A subconjunctival hemorrhage follows a predictable pattern. The bright red patch slowly changes color over the course of one to two weeks, fading through shades similar to a healing bruise. Toward the end, the white of your eye may take on a yellowish tint before returning to normal. Larger spots can take longer. No treatment speeds up the process, though cold compresses in the first day or two and artificial tears for any mild irritation can help with comfort.

Deeper bleeding inside the eye, like a hyphema or vitreous hemorrhage, has a more variable timeline and usually requires monitoring by an eye specialist. Recovery depends on the amount of blood, the underlying cause, and whether complications like elevated eye pressure or retinal damage develop.

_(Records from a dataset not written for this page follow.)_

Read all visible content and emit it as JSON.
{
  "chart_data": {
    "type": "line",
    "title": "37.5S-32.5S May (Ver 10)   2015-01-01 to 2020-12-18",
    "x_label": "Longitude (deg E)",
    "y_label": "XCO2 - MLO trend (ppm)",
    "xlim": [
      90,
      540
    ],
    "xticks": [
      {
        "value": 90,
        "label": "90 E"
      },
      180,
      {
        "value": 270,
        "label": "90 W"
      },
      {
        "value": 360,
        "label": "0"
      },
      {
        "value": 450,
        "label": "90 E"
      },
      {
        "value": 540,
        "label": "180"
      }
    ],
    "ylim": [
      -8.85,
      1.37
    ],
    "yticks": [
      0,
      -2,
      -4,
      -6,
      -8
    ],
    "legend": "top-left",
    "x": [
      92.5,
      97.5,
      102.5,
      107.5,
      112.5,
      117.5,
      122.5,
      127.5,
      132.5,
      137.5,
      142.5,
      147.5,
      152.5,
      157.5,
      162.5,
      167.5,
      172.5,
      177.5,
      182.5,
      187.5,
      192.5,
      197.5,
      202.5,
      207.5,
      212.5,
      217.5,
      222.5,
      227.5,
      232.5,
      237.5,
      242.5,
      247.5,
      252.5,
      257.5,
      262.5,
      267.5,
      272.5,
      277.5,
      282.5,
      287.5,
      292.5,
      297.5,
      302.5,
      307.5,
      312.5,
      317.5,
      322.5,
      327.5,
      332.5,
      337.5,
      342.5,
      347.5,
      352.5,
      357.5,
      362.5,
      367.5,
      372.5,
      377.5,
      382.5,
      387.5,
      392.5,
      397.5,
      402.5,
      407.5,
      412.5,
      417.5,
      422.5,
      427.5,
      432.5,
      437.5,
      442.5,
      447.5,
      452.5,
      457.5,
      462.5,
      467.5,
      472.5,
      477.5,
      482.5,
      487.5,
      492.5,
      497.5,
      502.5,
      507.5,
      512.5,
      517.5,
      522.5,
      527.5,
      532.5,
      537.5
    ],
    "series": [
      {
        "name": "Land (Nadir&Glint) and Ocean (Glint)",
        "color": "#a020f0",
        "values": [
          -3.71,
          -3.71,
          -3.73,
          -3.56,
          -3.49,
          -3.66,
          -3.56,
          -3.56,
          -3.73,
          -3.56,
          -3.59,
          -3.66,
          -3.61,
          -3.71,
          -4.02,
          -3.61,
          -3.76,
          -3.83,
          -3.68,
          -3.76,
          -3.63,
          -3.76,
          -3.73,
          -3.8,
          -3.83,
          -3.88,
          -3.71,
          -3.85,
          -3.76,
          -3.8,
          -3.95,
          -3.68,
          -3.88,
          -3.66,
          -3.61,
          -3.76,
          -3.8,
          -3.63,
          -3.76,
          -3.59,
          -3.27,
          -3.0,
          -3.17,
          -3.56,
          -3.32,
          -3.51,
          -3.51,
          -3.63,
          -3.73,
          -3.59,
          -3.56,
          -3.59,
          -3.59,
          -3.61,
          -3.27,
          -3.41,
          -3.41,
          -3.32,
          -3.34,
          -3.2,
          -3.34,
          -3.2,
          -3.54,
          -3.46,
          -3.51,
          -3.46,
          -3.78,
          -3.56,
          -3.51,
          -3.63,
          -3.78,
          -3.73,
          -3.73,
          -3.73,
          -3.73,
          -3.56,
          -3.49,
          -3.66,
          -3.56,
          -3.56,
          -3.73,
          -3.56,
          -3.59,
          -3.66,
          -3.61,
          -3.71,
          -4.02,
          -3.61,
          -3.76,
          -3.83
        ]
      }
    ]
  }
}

Signs That Need Prompt Attention

A painless red spot on the white of your eye with normal vision is almost certainly a simple subconjunctival hemorrhage and will clear on its own. But certain symptoms alongside eye bleeding signal something more serious:

  • Eye pain: Surface bleeds don’t hurt. Pain suggests deeper bleeding, elevated eye pressure, or injury to internal structures.
  • Vision changes: Blurriness, floaters, a reddish tint, or any loss of vision points to bleeding inside the eye rather than on the surface.
  • Recent eye injury: Any trauma to the eye that causes visible bleeding warrants an exam to rule out hyphema or damage to deeper structures.
  • Recurring episodes: Frequent subconjunctival hemorrhages or easy bruising elsewhere on the body may indicate an underlying bleeding disorder or uncontrolled blood pressure.